As I walked the dog the other day, three large young men overtook me, returning home from the supermarket. They looked very typical for our neighborhood, in the sense that they were very well dressed, I guessed they were students living in the area, which is unusual - Its an expensive area outside the center of town. Students with money usually prefer the city center.
I let them pass me and realized they were talking Arabic, then I watched them enter a very nice ground floor apartment nearby. There was a large Israeli flag outside the apartment and from that I gathered that they must be Druze. All over Israel there are Druze matrons at strategic spots close to nature reserves, selling thin pitta that they make on the spot and which you can have with chocolate spread or houmus and tea or coffee and sometimes other foods. They always fly the Israeli flag and they often fly the Druze flag too which is a rainbow flag, distinct from, but not unlike the gay pride flag.

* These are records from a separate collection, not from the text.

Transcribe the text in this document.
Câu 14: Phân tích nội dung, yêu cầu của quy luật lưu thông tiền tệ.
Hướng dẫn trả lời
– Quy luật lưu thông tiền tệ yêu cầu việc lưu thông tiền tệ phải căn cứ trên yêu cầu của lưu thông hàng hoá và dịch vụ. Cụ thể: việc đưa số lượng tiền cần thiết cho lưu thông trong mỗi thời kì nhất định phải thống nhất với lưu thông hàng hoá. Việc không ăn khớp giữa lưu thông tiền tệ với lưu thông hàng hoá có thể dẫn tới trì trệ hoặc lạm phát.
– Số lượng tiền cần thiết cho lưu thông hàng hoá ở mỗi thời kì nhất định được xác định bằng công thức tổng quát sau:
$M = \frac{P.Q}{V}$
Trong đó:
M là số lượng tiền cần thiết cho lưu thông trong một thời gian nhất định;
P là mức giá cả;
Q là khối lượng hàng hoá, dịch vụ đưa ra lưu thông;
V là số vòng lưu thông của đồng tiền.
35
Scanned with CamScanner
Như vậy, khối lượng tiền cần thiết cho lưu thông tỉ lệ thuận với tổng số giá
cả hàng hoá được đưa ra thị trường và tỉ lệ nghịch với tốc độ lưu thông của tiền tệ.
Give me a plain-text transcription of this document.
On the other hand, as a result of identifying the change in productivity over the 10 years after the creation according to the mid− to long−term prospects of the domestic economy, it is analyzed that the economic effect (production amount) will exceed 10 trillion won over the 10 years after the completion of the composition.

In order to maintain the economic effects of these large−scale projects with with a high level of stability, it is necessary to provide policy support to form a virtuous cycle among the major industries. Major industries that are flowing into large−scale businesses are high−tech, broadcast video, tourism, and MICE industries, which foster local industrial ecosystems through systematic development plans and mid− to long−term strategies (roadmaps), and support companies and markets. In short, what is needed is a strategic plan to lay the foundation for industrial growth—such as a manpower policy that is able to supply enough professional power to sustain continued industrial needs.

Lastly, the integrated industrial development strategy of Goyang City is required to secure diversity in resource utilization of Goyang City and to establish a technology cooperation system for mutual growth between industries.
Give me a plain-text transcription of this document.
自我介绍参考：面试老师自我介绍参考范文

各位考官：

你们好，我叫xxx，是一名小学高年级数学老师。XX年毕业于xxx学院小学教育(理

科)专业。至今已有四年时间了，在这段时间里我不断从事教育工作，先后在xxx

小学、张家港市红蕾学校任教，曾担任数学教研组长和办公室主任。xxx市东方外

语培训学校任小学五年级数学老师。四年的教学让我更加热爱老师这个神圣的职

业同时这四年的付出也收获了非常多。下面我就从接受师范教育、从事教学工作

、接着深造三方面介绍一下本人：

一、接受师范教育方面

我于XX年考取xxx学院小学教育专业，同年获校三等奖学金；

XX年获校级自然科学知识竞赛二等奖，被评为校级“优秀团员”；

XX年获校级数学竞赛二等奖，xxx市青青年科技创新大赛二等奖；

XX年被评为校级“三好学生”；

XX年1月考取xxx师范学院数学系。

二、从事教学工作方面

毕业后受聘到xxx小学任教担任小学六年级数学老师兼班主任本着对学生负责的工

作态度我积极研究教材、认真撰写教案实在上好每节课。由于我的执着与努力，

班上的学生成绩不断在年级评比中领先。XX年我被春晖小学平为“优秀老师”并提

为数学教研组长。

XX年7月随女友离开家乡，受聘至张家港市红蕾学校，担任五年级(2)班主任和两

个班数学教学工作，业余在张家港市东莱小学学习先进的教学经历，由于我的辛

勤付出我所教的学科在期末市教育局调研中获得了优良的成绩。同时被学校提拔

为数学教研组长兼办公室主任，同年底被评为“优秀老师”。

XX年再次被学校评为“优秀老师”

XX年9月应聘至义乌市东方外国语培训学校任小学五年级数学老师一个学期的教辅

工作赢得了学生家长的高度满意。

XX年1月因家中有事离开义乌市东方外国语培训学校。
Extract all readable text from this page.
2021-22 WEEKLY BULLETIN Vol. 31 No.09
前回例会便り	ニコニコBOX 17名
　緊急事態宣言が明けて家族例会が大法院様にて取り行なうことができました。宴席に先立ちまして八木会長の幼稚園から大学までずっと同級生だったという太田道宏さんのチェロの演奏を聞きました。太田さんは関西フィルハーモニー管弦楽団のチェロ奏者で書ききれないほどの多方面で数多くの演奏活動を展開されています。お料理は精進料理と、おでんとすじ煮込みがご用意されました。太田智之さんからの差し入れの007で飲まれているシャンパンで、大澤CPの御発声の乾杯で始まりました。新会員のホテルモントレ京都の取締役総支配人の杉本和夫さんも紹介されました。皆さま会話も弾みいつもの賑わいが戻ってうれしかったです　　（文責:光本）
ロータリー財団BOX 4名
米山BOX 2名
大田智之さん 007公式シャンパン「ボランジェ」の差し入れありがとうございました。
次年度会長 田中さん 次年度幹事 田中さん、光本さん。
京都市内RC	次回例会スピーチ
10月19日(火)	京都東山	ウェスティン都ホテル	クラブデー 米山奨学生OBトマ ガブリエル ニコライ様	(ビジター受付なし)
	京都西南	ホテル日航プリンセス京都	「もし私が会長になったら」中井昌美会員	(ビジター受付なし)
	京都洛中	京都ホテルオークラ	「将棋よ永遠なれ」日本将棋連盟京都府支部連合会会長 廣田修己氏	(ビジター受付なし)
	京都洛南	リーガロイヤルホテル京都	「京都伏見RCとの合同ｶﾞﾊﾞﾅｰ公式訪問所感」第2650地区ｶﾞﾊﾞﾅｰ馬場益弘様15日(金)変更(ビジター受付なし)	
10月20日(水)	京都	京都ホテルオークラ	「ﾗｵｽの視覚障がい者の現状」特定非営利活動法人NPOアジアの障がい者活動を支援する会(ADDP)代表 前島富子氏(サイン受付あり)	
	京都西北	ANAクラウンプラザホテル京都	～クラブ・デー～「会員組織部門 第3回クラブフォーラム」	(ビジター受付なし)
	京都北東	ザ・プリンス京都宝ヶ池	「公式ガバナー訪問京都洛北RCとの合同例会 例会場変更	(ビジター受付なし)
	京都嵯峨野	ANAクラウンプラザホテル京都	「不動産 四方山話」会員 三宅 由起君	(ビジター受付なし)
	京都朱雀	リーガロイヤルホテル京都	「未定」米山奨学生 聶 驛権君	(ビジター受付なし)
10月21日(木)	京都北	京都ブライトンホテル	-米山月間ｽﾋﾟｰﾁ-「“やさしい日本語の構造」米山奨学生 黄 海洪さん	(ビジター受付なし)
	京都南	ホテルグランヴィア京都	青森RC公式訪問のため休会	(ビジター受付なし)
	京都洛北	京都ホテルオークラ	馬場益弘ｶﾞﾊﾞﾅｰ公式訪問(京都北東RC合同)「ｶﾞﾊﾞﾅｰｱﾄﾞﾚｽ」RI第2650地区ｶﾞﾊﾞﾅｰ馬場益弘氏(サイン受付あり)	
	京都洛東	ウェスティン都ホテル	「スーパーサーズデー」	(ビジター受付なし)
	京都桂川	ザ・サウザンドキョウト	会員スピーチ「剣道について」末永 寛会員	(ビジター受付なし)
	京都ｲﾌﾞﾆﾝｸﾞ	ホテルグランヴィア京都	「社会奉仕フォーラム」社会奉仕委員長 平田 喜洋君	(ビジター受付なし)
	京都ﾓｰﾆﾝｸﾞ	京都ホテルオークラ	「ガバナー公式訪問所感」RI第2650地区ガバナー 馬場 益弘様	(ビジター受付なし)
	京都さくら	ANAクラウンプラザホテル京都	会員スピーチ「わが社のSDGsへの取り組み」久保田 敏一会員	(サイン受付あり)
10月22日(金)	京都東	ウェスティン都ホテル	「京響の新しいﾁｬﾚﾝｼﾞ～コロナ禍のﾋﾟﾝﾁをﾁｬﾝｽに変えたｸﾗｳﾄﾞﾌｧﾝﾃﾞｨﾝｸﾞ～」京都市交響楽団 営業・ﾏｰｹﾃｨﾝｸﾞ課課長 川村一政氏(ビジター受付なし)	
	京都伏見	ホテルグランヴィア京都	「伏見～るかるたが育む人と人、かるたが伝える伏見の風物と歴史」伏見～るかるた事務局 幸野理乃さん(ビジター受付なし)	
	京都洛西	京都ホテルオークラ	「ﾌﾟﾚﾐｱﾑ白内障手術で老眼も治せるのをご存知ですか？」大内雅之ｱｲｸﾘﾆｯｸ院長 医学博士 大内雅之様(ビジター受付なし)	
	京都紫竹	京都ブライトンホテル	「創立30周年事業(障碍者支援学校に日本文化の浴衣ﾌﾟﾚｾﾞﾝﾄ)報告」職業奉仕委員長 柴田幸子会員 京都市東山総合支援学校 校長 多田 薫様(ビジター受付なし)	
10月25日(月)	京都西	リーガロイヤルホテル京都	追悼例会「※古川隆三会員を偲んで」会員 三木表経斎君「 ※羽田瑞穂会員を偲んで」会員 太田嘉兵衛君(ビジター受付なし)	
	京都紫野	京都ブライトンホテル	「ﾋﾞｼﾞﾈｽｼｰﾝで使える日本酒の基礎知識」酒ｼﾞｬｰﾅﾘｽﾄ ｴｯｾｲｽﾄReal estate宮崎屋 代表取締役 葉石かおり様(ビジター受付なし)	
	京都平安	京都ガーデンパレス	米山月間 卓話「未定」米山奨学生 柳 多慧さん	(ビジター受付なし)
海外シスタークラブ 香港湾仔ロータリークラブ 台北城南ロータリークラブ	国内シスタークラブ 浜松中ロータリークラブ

Watching them brought back to me two events:
The first event was in the mid 1970s: I went to a Scouts summer camp in a forest in the Carmel mountain range and one morning we were taken into a local Druze village (now a town), I remember that it was Usafiya. I would have been about 13. We were told to wander round and knock on people's doors and ask them about their religion / lives or something like that. I assume this had all been arranged beforehand. Anyway I did just that, I walked up a flight of stairs to the door of a very nice house, knocked and a nice woman greeted me and invited me in. I am pretty sure she gave me a cup of tea and some biscuits and told me about the Druze. That's all I really remember.
The second event would have been nearly ten years later in about 1984, I was at Sussex University and talking to my personal tutor (Doctor Michael Johnson), who had done his Phd in Beirut a few years earlier. We must have discussed the Druze, and I told him this story and I remember that he was stunned by it. That's why I suddenly though it was worth recounting.
This is the Wikipedia entry for the town: https://en.wikipedia.org/wiki/Isfiya .
Images of Isfiya in Shutterstock:https://www.shutterstock.com/search/isfiya?image_type=photo
Jimmy Wales, the founder of Wikipedia came to Israel once and addressed a gathering of editors at Tel Aviv University which I attended. There was a young Druze woman there, who told him how she had set up a page for a Lebanese Druze matriarch who had led the community in the 19th century. She told him how grateful she was to Israel (and possibly also Wikipedia) for making it possible for her to do such things. All of us Tel Aviv liberals shuffled uncomfortably in our seats at the praise, but what she said made sense.
So the Israeli flag had been placed there by them? I mean, it was on the grounds of their own apartment? And it means they must be Druze, because other Arabic-speakers would be unlikely to do that?
ReplyDeleteI think so. I updated the article in response to your comment. I don't know if they were always so proud of being Israeli, but they certainly are now.